Он льнул к ней:
— Оставайся тут, — и ее острые деревянные сандалии полосовали ему голени, а немытые волосы ее спадали ему на ноющее плечо. Его белая каска, очки-консервы и мотоциклетные краги лежали рядом с койкой, гимнастерку и брюки барышня взяла себе подушкой.
— Конфетку, — говорила она, щипая и тыча крепкими пальцами.
— Иди к черту, — ныл он, и предплечье обрушивалось ему на нос и рот, калёчное и тупое. Наконец, безуспешно, Ливи попробовал заснуть, но она царапалась и толкалась, свистела ему в ухо, стискивала, плакала, месила ногами и, стоило ему лишь закемарить, шлепала его изо всех сил.
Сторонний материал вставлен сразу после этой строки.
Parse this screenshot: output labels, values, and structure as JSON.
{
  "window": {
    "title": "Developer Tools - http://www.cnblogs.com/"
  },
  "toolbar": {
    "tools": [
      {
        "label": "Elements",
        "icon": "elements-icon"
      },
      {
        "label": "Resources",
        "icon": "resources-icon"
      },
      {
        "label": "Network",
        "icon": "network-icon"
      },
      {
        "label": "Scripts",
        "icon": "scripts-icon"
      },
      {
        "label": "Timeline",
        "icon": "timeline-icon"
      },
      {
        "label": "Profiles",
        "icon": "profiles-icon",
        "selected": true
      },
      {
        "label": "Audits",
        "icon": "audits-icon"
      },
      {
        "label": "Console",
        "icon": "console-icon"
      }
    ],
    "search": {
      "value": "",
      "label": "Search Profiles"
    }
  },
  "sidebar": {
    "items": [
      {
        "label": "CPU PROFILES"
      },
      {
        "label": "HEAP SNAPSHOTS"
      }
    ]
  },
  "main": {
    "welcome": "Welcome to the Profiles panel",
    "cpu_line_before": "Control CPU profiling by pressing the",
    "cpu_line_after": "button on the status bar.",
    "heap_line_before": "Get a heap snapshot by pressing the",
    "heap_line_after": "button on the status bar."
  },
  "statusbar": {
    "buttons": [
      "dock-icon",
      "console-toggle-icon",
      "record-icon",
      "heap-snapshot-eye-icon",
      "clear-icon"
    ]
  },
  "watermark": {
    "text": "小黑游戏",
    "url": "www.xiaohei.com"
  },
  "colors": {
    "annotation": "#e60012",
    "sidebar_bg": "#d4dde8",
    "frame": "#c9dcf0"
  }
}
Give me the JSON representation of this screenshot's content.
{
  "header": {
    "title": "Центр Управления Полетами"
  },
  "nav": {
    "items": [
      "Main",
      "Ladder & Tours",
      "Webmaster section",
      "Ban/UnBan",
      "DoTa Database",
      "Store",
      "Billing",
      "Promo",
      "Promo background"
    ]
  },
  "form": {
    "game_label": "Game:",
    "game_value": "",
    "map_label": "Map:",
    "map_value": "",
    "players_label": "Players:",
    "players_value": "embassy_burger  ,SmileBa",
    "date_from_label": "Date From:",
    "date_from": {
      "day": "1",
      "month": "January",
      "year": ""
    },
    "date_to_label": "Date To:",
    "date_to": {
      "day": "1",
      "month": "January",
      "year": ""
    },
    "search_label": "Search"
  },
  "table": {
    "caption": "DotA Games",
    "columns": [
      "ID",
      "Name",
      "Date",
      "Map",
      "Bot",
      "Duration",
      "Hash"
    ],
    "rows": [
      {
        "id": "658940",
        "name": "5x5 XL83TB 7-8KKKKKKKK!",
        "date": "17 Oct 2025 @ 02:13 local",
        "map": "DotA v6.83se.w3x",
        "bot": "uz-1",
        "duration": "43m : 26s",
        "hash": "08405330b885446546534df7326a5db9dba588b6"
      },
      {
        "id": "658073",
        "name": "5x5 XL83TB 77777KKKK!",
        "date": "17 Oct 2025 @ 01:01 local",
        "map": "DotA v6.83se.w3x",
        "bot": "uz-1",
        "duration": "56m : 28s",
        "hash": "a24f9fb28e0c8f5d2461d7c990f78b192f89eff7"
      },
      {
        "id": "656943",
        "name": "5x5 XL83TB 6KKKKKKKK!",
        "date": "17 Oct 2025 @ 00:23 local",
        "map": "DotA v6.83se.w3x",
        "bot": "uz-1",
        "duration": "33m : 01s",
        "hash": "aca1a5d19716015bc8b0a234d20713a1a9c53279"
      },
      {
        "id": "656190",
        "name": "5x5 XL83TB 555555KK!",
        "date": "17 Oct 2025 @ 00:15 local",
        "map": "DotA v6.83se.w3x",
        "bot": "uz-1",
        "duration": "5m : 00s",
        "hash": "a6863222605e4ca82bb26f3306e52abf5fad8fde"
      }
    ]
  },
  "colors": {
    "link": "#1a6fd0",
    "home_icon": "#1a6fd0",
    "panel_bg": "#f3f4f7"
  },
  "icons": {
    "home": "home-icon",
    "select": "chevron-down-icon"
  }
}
Солнце постепенно высветило серые стены, взгляд белых смеющихся глаз барышни не сходил с его лица, быстрый щипок. Тяжкая усталость и боль захлестнули его, и он пожалел, что уже не в гастрономе, долгий нос его не всунут среди сыров.
Когда она добралась до двери — повернулась, оперлась плечом о косяк, выставила вперед бедро и улыбнулась немощному, также теперь в пленке красного незримого триппера, взъерошенному и безропотному, больному на койке:
— Auf Wiedersehen, Amerikaner[36], — произнесла она, — Amerikaner!
Ливи оросил себе лицо в раковине, пригладил черные волосы.
— Такова жизнь, — сказал он, — такова жизнь, — и как только солнце поднялось, ясное и холодное, он закинул за спину свой «стен», надраил ботинки, застегнул краги, взобрался на ржавый мотоцикл и отправился на объезд своего района.
Он проехал девяносто миль, дрожа ладонями на звучных рогах руля, белый холодной воздух нескончаемо стекленел впереди, внутренности его шлепали о широкое сиденье из воловьей шкуры. Несколько раз останавливался подле брошенной мызы, или перевернутого указателя, или незахороненного союзнического трупа кое-что пометить, машину клал на бок в грязь и потел над измаранным блокнотом и огрызком карандаша. Надзирал он за сектором территории, составлявшим одну треть страны, и хмурился от сознания ответственности, гнал вперед, думая о тех письмах домой, что станет сочинять, путешествовал, как гном за фонарем, когда солнце наконец-то зашло и осели чужестранные тени. Он увидел, как менее чем в миле за высится голый шпиль, и, пригнувшись, весь заляпанный тавотом, прибавил скорости, дабы с ревом пронестись мимо Шпицена-на-Дайне. Поздняя ночь и битком разбитая дорога извивались вокруг него, из выхлопа летели языки пламени.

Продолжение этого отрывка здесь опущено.